Familientreffen in Kiew

Mit einer internationalen Konferenz will die Anti-Atomkraftbewegung an die Reaktorkatastrophe von Tschernobyl erinnern. von korbinian frenzel

Die Teilnehmerliste liest sich wie das Who is Who der internationalen Umwelt- und Anti-Atomkraftbewegung: Von Greenpeace über die »Internationalen Ärzte zur Verhinderung eines Atomkrieges« bis hin zum renommierten Nuclear Information and Ressource Service (NIRS) aus den USA werden in der kommenden Woche in Kiew alle anwesend sein, die sich einen Namen im Kampf gegen die Atomenergie gemacht haben.

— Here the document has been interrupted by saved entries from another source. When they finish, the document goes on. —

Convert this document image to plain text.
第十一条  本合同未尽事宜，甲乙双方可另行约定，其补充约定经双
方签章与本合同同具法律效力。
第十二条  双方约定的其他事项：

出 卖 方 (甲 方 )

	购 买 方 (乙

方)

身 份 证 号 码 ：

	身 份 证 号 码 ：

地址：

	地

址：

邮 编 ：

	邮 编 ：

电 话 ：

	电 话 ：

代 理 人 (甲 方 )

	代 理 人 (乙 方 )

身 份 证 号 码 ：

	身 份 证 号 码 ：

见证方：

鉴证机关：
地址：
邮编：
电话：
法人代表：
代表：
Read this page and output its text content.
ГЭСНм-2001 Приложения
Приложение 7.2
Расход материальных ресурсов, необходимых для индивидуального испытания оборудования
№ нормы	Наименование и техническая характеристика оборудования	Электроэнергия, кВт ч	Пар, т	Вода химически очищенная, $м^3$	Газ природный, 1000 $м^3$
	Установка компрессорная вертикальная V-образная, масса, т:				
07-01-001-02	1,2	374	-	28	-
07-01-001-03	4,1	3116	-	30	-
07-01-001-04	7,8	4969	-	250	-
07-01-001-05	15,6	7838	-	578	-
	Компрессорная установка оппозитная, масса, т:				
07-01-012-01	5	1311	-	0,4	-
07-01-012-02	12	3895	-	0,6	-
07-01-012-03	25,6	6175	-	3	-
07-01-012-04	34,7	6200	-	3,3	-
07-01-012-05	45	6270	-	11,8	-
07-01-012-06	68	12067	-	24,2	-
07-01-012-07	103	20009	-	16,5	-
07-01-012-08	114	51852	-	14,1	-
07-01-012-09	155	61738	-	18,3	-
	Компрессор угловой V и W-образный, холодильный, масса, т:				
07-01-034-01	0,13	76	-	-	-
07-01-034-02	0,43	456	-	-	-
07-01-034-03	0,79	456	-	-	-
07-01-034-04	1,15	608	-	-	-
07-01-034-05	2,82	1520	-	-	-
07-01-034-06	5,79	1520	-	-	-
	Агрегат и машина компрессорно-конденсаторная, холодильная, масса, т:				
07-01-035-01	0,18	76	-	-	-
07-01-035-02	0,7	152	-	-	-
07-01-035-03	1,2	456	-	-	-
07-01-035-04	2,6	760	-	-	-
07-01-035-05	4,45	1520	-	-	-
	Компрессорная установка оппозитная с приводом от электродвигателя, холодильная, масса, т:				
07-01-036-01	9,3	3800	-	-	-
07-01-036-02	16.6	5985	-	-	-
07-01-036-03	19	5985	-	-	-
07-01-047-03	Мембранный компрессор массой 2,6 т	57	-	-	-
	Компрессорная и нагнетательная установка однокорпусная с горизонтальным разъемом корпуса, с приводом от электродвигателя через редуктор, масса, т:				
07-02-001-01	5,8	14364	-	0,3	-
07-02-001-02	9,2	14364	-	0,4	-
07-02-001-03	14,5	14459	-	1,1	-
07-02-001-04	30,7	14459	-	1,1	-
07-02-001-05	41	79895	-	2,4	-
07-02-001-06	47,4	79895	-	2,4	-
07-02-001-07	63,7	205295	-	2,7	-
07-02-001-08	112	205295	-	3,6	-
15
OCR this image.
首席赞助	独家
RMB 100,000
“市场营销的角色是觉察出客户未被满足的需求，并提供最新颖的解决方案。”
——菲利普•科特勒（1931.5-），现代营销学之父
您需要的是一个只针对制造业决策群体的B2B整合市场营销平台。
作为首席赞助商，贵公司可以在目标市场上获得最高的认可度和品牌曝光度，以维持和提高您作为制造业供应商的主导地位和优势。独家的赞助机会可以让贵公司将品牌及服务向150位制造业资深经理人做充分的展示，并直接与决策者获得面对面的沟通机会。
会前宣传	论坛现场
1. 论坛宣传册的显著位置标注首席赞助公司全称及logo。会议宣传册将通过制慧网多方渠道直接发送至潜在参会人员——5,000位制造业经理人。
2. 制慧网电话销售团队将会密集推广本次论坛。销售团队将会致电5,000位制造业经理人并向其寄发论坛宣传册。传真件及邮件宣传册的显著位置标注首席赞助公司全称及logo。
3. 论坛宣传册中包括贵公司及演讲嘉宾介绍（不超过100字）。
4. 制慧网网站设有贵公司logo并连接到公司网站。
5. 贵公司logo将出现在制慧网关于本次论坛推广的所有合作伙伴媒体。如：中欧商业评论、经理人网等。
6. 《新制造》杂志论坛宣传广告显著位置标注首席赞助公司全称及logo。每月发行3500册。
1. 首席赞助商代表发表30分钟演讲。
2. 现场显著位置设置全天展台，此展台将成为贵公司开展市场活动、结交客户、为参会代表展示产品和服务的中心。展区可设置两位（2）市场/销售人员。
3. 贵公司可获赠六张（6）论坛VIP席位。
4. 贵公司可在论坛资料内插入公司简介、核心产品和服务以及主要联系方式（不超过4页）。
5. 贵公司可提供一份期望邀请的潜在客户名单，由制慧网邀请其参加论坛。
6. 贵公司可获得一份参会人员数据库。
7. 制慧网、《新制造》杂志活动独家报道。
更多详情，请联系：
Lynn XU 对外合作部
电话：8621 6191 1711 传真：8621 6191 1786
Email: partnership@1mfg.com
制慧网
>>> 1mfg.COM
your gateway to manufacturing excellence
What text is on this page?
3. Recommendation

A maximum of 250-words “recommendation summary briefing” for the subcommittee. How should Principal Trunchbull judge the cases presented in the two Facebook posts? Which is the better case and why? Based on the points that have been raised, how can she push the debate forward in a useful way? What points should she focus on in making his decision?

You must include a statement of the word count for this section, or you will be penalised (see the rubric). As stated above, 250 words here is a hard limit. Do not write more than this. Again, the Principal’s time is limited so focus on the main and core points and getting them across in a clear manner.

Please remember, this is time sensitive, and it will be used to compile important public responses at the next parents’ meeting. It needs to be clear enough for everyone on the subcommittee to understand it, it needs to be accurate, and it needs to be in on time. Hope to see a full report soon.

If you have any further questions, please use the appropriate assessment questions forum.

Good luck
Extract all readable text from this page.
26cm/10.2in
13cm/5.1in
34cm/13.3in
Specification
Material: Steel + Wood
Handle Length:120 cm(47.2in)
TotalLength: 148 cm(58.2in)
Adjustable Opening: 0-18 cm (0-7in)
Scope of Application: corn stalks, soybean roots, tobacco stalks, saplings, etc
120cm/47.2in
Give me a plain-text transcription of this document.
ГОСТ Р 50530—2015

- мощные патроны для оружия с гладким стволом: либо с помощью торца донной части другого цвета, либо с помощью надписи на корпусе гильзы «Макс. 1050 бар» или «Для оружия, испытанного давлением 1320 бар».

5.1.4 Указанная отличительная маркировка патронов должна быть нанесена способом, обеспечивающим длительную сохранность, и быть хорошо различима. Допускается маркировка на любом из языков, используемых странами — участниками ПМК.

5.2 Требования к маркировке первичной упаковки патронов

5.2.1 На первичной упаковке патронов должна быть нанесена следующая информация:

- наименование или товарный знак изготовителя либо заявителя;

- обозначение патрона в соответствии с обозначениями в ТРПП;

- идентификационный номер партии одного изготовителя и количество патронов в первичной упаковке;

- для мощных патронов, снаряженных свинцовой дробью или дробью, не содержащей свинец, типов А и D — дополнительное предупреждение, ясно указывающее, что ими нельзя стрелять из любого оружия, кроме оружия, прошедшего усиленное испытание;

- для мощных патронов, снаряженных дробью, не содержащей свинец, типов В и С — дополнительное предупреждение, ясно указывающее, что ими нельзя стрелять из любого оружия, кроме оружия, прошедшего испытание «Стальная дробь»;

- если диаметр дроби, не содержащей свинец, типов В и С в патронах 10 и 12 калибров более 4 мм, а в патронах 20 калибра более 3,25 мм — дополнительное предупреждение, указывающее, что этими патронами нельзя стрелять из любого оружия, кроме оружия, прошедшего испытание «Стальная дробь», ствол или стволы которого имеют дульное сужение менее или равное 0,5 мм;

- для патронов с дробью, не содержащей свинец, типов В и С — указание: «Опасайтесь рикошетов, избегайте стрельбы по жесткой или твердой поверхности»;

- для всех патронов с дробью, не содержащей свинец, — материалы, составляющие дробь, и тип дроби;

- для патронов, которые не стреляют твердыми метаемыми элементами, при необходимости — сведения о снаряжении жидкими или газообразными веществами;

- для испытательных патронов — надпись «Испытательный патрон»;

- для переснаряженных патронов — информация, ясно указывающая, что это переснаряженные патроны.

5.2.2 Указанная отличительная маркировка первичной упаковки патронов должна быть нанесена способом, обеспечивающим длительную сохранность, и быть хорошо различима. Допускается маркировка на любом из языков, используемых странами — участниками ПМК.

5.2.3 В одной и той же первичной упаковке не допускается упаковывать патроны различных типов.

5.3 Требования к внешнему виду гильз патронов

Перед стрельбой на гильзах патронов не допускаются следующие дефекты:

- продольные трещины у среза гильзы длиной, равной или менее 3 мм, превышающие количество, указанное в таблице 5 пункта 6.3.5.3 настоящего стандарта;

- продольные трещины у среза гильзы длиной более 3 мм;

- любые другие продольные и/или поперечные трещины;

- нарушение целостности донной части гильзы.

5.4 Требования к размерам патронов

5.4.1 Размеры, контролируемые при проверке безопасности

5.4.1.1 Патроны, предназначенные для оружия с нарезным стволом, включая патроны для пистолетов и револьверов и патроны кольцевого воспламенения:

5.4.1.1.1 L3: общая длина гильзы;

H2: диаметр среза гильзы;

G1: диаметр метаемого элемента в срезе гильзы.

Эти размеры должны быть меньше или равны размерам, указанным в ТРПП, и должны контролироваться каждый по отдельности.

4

Über drei Tage erstreckt sich das Programm der Konferenz »Chornobyl+20«, außerdem ist eine Exkursion in die verbotene Zone rund um den stillgelegten Atommeiler in Tschernobyl geplant, so dass also auch für ein bisschen Abenteuer gesorgt ist. Auf der Tagung soll es aber nicht nur um die Folgen der Reaktorkatastrophe gehen, sondern auch um die gegenwärtigen Entwicklungen in der Atompolitik sowie um die Proliferation .

Rund 1 000 Teilnehmer werden erwartet, unter ihnen zahlreiche Mitglieder von »Vorort-Initiativen«, die sich etwa gegen Atomtransporte nach Gorleben oder für eine bessere Versorgung der ukrainischen Strahlenopfer engagieren. Natürlich kommen auch jene, die die Anti-Atom-Bewegung in den achtziger Jahren in die Parlamente getragen hat. Grüne Parteien warten mit Prominenz auf, aus Deutschland hat sich unter anderem Renate Künast angekündigt, die Vorsitzende der grünen Bundestagsfraktion. Ein Familientreffen, 20 Jahre nach dem großen Schock, dem die Anti-AKW-Bewegung ihren größten Zulauf verdankte.

Doch 1986 ist lange her, und die Gegner der Atomkraft, die noch vor wenigen Jahren die Ausstiegsbeschlüsse in Deutschland und Belgien als Erfolge feiern konnten, müssen mit einer Wiederkehr der gefährlichen Technologie rechnen. »In Namen des Klimaschutzes kommt die Atomkraft auf breiter Front als vermeintlich saubere Option zurück«, beklagt Michael Mariotte, der Direktor des NIRS in Washington. Die Atomindustrie habe sich damit geschickt in die Offensive gebracht und habe mit dem Beginn des Baus eines neuen Reaktors in Finnland einen ersten konkreten Erfolg vorzuweisen.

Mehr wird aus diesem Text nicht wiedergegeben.